Art. 42. Dans les sociétés en commandite, et dans celles anonymes, les associés en commandite, et les associés anonymes, ne sont point tenus des dettes de la société envers les créanciers avec qui l'associé principal ou connu a contracté. Ils ne sont tenus qu'envers l'associé principal et connu qui les a contractées, savoir: l'associé anonyme indifinitivement, pour la part qu'il a dans la société, et l'associé en commandite, jusqu'à concurrence seulement des fonds qu'il a mis dans la société.
Art. 43. Dans les sociétés particulières, autres que de commerce, les associés ne sont pas tenus solidairement des dettes sociales, et nul ne peut obliger son associé, s'il ne lui en a conféré le pouvoir.
Art. 44. Dans ces mêmes sociétés, chacun des associés est tenu envers le créancier, pour sa part virile, encore que sa part, dans la société, fut moindre, si les parties, qui ont contracté la dette, ne s'en sont pas expliquées.

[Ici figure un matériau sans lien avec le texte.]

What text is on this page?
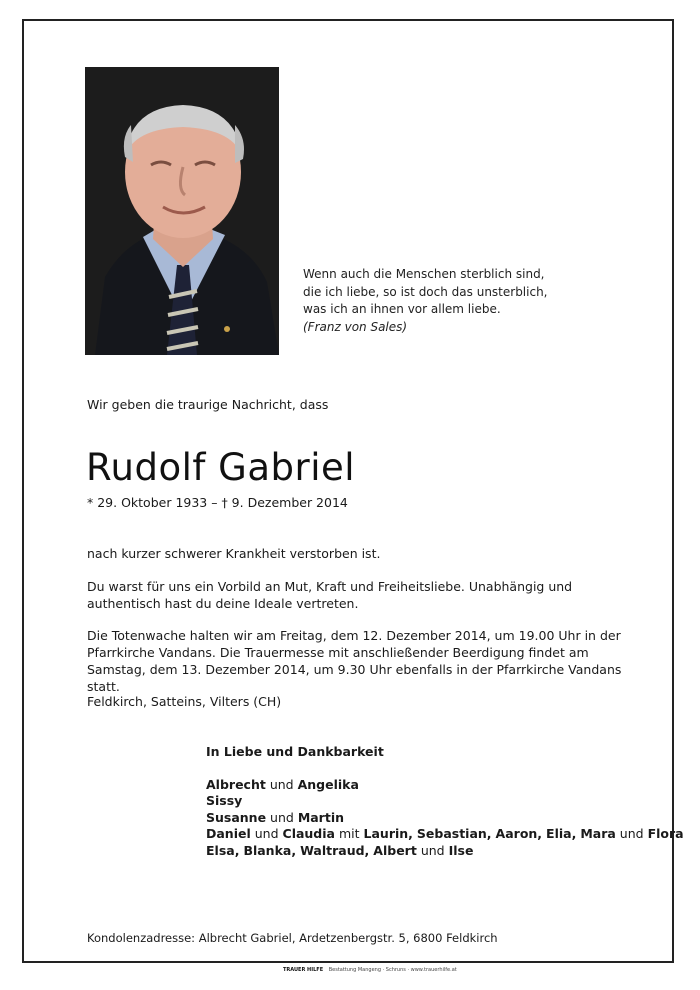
Wenn auch die Menschen sterblich sind,
die ich liebe, so ist doch das unsterblich,
was ich an ihnen vor allem liebe.
(Franz von Sales)
Wir geben die traurige Nachricht, dass
Rudolf Gabriel
* 29. Oktober 1933 – † 9. Dezember 2014
nach kurzer schwerer Krankheit verstorben ist.
Du warst für uns ein Vorbild an Mut, Kraft und Freiheitsliebe. Unabhängig und authentisch hast du deine Ideale vertreten.
Die Totenwache halten wir am Freitag, dem 12. Dezember 2014, um 19.00 Uhr in der Pfarrkirche Vandans. Die Trauermesse mit anschließender Beerdigung findet am Samstag, dem 13. Dezember 2014, um 9.30 Uhr ebenfalls in der Pfarrkirche Vandans statt.
Feldkirch, Satteins, Vilters (CH)
In Liebe und Dankbarkeit
Albrecht und Angelika
Sissy
Susanne und Martin
Daniel und Claudia mit Laurin, Sebastian, Aaron, Elia, Mara und Flora
Elsa, Blanka, Waltraud, Albert und Ilse
Kondolenzadresse: Albrecht Gabriel, Ardetzenbergstr. 5, 6800 Feldkirch
TRAUER HILFE Bestattung Mangeng · Schruns · www.trauerhilfe.at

Art. 45. Lorsque la dette d'une société, autre que de commerce, n'a été contractée que par l'un des associés, il n'y a que celui qui l'a contractée qui en soit tenu envers le créancier, encore qu'il eut été exprimé, que c'était pour le compte de la société, tant en son nom qu'au nom de son associé, à moins qu'il ne fut justifié, ou que son associé lui a donné pouvoir, ou que la dette a tourné au profit de la société.